Ma paroisse est dévorée par l’ennui, voilà le mot. Comme tant
d’autres paroisses ! L’ennui les dévore sous nos yeux et nous n’y
pouvons rien. Quelque jour peut-être la contagion nous gagnera,
nous découvrirons en nous ce cancer. On peut vivre très longtemps
avec ça.
L’idée m’est venue hier sur la route. Il tombait une de ces pluies
fines qu’on avale à pleins poumons, qui vous descendent jusqu’au
ventre. De la côte de Saint-Vaast, le village m’est apparu
brusquement, si tassé, si misérable sous le ciel hideux de
novembre. L’eau fumait sur lui de toutes parts, et il avait l’air
de s’être couché là, dans l’herbe ruisselante, comme une pauvre
bête épuisée. Que c’est petit, un village ! Et ce village était ma
paroisse. C’était ma paroisse, mais je ne pouvais rien pour elle,
je la regardais tristement s’enfoncer dans la nuit, disparaître…

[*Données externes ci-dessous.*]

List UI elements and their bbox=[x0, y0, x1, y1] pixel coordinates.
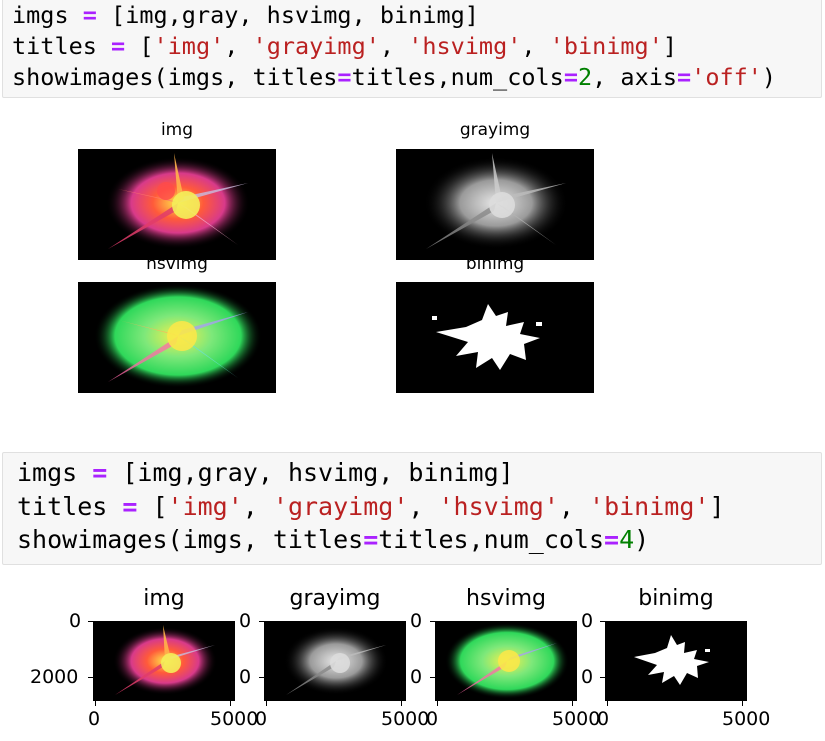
code-line: imgs = [img,gray, hsvimg, binimg] bbox=[17, 456, 821, 490]
code-string: 'grayimg' bbox=[272, 491, 409, 521]
code-operator: = bbox=[82, 1, 97, 29]
code-token: , bbox=[379, 32, 409, 60]
code-token: titles,num_cols bbox=[351, 63, 564, 91]
x-tick-label: 0 bbox=[426, 708, 439, 730]
image-hsvimg bbox=[78, 282, 276, 393]
subplot-title: hsvimg bbox=[146, 254, 208, 274]
x-tick-label: 5000 bbox=[552, 708, 601, 730]
subplot-title: img bbox=[160, 120, 194, 140]
code-string: 'img' bbox=[153, 32, 225, 60]
axes-hsvimg bbox=[435, 621, 577, 701]
explosion-color-image bbox=[113, 625, 217, 695]
code-token: imgs bbox=[12, 1, 83, 29]
code-token: [ bbox=[137, 491, 168, 521]
explosion-color-image bbox=[106, 153, 250, 249]
code-token: , bbox=[224, 32, 253, 60]
y-tick-label: 0 bbox=[239, 610, 252, 632]
x-tick-label: 5000 bbox=[210, 708, 259, 730]
code-string: 'img' bbox=[167, 491, 243, 521]
code-line: titles = ['img', 'grayimg', 'hsvimg', 'b… bbox=[17, 490, 821, 524]
code-string: 'off' bbox=[691, 63, 762, 91]
subplot-title: img bbox=[143, 586, 185, 611]
code-token: showimages(imgs, titles bbox=[12, 63, 338, 91]
y-tick-label: 0 bbox=[239, 666, 252, 688]
axes-grayimg bbox=[264, 621, 406, 701]
code-string: 'hsvimg' bbox=[408, 32, 522, 60]
code-token: , bbox=[242, 491, 273, 521]
subplot-title: grayimg bbox=[459, 120, 531, 140]
code-token: , bbox=[521, 32, 550, 60]
x-tick-label: 0 bbox=[88, 708, 101, 730]
explosion-binary-image bbox=[432, 304, 542, 370]
code-number: 2 bbox=[577, 63, 593, 91]
code-token: [ bbox=[125, 32, 154, 60]
code-token: [img,gray, hsvimg, binimg] bbox=[107, 458, 514, 487]
code-line: imgs = [img,gray, hsvimg, binimg] bbox=[12, 0, 821, 31]
code-token: ) bbox=[634, 525, 650, 554]
code-editor[interactable]: imgs = [img,gray, hsvimg, binimg] titles… bbox=[3, 0, 821, 93]
code-cell-1[interactable]: imgs = [img,gray, hsvimg, binimg] titles… bbox=[2, 0, 822, 98]
subplot-title: binimg bbox=[638, 586, 714, 611]
code-token: , axis bbox=[592, 63, 678, 91]
code-string: 'hsvimg' bbox=[438, 491, 559, 521]
explosion-hsv-image bbox=[94, 284, 262, 388]
code-number: 4 bbox=[619, 525, 635, 554]
code-string: 'binimg' bbox=[589, 491, 710, 521]
code-operator: = bbox=[122, 491, 138, 521]
x-tick-label: 5000 bbox=[722, 708, 771, 730]
code-token: , bbox=[408, 491, 439, 521]
y-tick-label: 0 bbox=[581, 666, 594, 688]
y-tick-label: 0 bbox=[581, 610, 594, 632]
image-grayimg bbox=[396, 149, 594, 260]
x-tick-label: 0 bbox=[597, 708, 610, 730]
subplot-title: binimg bbox=[465, 254, 525, 274]
code-token: ] bbox=[709, 491, 725, 521]
code-line: titles = ['img', 'grayimg', 'hsvimg', 'b… bbox=[12, 31, 821, 62]
code-line: showimages(imgs, titles=titles,num_cols=… bbox=[17, 523, 821, 557]
image-img bbox=[78, 149, 276, 260]
code-string: 'grayimg' bbox=[252, 32, 380, 60]
code-operator: = bbox=[337, 63, 352, 91]
x-tick-label: 0 bbox=[255, 708, 268, 730]
code-token: titles bbox=[12, 32, 112, 60]
axes-binimg bbox=[605, 621, 747, 701]
subplot-title: hsvimg bbox=[466, 586, 546, 611]
code-token: titles bbox=[17, 491, 123, 521]
code-operator: = bbox=[363, 525, 379, 554]
y-tick-label: 0 bbox=[410, 666, 423, 688]
code-token: showimages(imgs, titles bbox=[17, 525, 364, 554]
code-operator: = bbox=[677, 63, 692, 91]
y-tick-label: 0 bbox=[69, 610, 82, 632]
image-binimg bbox=[396, 282, 594, 393]
code-token: imgs bbox=[17, 458, 93, 487]
subplot-title: grayimg bbox=[289, 586, 381, 611]
code-operator: = bbox=[111, 32, 126, 60]
code-string: 'binimg' bbox=[549, 32, 663, 60]
code-token: ) bbox=[761, 63, 777, 91]
explosion-binary-image bbox=[634, 635, 710, 685]
explosion-gray-image bbox=[284, 627, 388, 695]
explosion-hsv-image bbox=[445, 623, 569, 699]
axes-img bbox=[93, 621, 235, 701]
code-token: titles,num_cols bbox=[378, 525, 605, 554]
y-tick-label: 2000 bbox=[30, 666, 79, 688]
code-token: , bbox=[558, 491, 590, 521]
x-tick-label: 5000 bbox=[381, 708, 430, 730]
code-token: ] bbox=[662, 32, 678, 60]
code-line: showimages(imgs, titles=titles,num_cols=… bbox=[12, 62, 821, 93]
code-operator: = bbox=[563, 63, 578, 91]
explosion-gray-image bbox=[424, 153, 568, 249]
y-tick-label: 0 bbox=[410, 610, 423, 632]
code-token: [img,gray, hsvimg, binimg] bbox=[96, 1, 479, 29]
code-cell-2[interactable]: imgs = [img,gray, hsvimg, binimg] titles… bbox=[2, 452, 822, 565]
code-editor[interactable]: imgs = [img,gray, hsvimg, binimg] titles… bbox=[3, 453, 821, 557]
code-operator: = bbox=[92, 458, 108, 487]
code-operator: = bbox=[604, 525, 620, 554]
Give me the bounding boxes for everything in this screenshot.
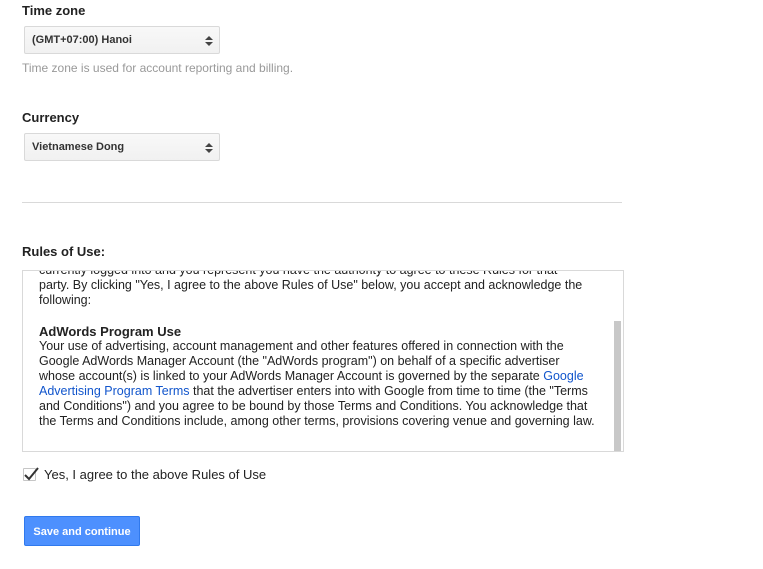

Quelques moments encore, et je ne la verrais plus. Jamais je
n’avais senti si cruellement sa solitude et la mienne. Je pensais à
ces bestiaux que j’entendais tousser dans le brouillard et que le
petit vacher, revenant de l’école, son cartable sous le bras,
mènerait tout à l’heure à travers les pâtures trempées, vers
l’étable chaude, odorante… Et lui, le village, il semblait attendre
aussi – sans grand espoir – après tant d’autres nuits passées dans
la boue, un maître à suivre vers quelque improbable, quelque
inimaginable asile.
Oh ! je sais bien que ce sont des idées folles, que je ne puis même
pas prendre tout à fait au sérieux, des rêves… Les villages ne se
lèvent pas à la voix d’un petit écolier, comme les bêtes. N’importe
! Hier soir, je crois qu’un saint l’eût appelé.
Je me disais donc que le monde est dévoré par l’ennui.
Naturellement, il faut un peu réfléchir pour se rendre compte, ça
ne se saisit pas tout de suite. C’est une espèce de poussière. Vous
allez et venez sans la voir, vous la respirez, vous la mangez, vous
la buvez, et elle est si fine, si ténue qu’elle ne craque même pas
sous la dent.
Mais que vous vous arrêtiez une seconde, la voilà qui recouvre
votre visage, vos mains. Vous devez vous agiter sans cesse pour
secouer cette pluie de cendres. Alors, le monde s’agite beaucoup.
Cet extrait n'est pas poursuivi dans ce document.